Setidaknya ada lima model yang dapat digunakan untuk melembagakan partisipasi masyarakat. Diantaranya adalah: pertama, menempatkan anggota masyarakat yang dianggap ahli dalam sebuah tim atau kelompok kerja untuk menulis undang-undang dan peraturan; kedua, melakukan sharing publik (public discussion) melalui seminar, workshop, atau mengundang pihak yang berkepentingan (stakeholders) dalam pertemuan untuk menyusun peraturan perundang-undangan; ketiga, menguji validitas gagasan komunitas dengan mengujinya; keempat, dengan menetapkan proses formal untuk mengevaluasi efektivitas partisipasi masyarakat. Kelima, pihak legislatif mempublikasikan rancangan undang-undang dan peraturan sehingga masyarakat umum dapat mengomentarinya.
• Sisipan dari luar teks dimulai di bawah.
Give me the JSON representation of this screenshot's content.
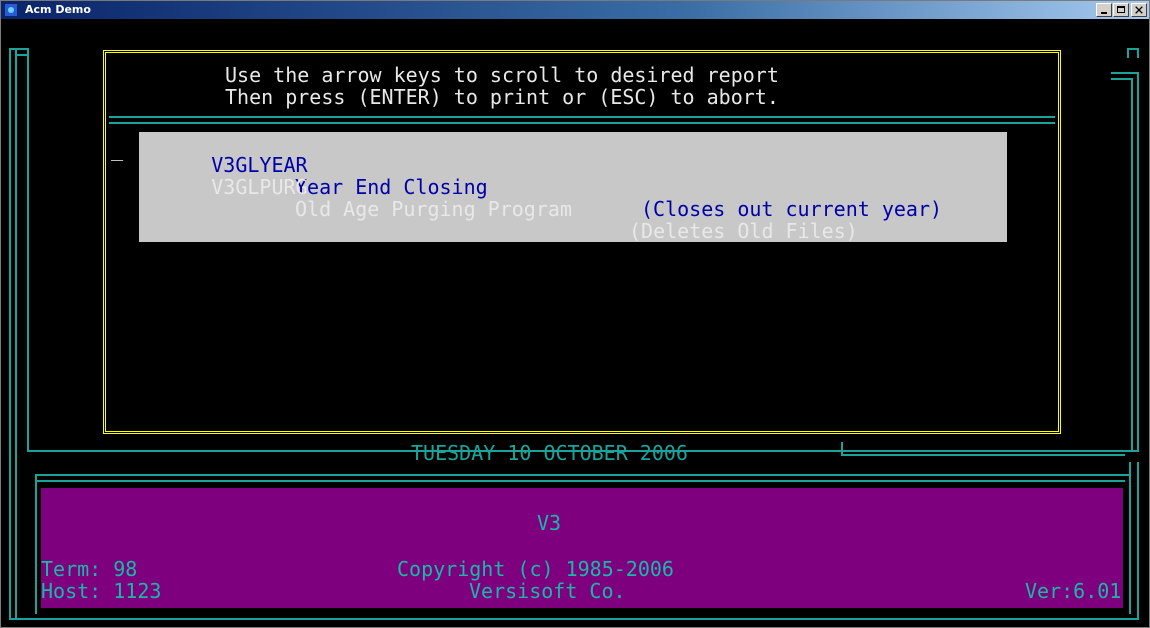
{
  "window": {
    "title": "Acm Demo"
  },
  "header": {
    "line1": "Use the arrow keys to scroll to desired report",
    "line2": "Then press (ENTER) to print or (ESC) to abort."
  },
  "reports": [
    {
      "code": "V3GLYEAR",
      "name": "Year End Closing",
      "desc": "(Closes out current year)",
      "selected": true
    },
    {
      "code": "V3GLPURG",
      "name": "Old Age Purging Program",
      "desc": "(Deletes Old Files)",
      "selected": false
    }
  ],
  "date": "TUESDAY 10 OCTOBER 2006",
  "footer": {
    "product": "V3",
    "term": "Term: 98",
    "host": "Host: 1123",
    "copyright": "Copyright (c) 1985-2006",
    "company": "Versisoft Co.",
    "version": "Ver:6.01"
  },
  "colors": {
    "border": "#ffff00",
    "lines": "#1aa39a",
    "footer_bg": "#7f007f",
    "highlight_bg": "#c8c8c8",
    "highlight_fg": "#0000a8"
  }
}
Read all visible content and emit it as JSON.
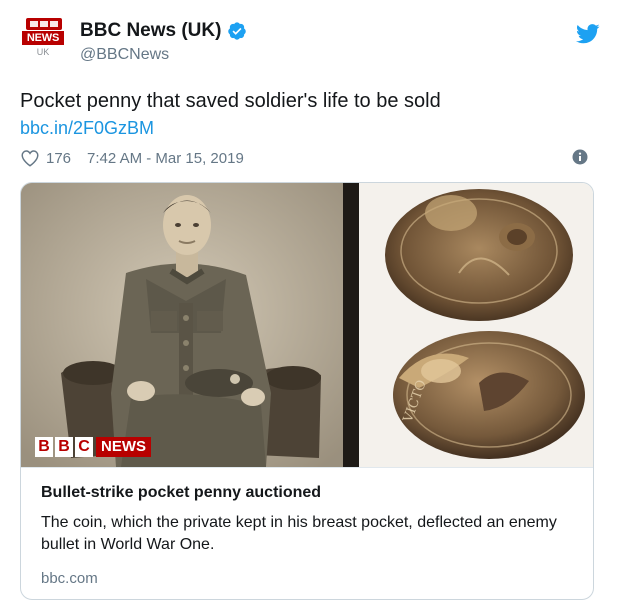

Selama sebuah kebijakan berjalan tentunya masyarakat harus secara aktif pula mengawasi jalannya sebuah kebijakan agar kebijakan tersebut tidak merugikan pihak manapun terutama masyarakat itu sendiri. Disamping itu, sangat penting bagi masyarakat untuk melakukan pengawasan dan evaluasi sebagai mekanisme mengukur pencapaiannya. Di Indonesia, apabila suatu undang-undang atau kebijakan dinilai bertentangan dengan konstitusi, maka masyarakat dapat mengajukan banding ke  lembaga yang berwenang menguji adalah Mahkamah Konstitusi (MK).
Sumber Acuan:
Rush, Michael dan Altoft, Philip. (1997). Pengantar Sosiologi Politik, Jakarta: CV. Rajawali.
Setiawan, Guntur. (2002). Implementasi Berbasis Kurikulum. Jakarta: Grasindo.
Sirajuddin. (2006). Hak Rakyat Mengontrol Negara: Mengontrol Model Partisipasi Masyarakat dalam Penyelenggaraan Otonomi Daerah. Â Â Â Malang: Coruption Watc.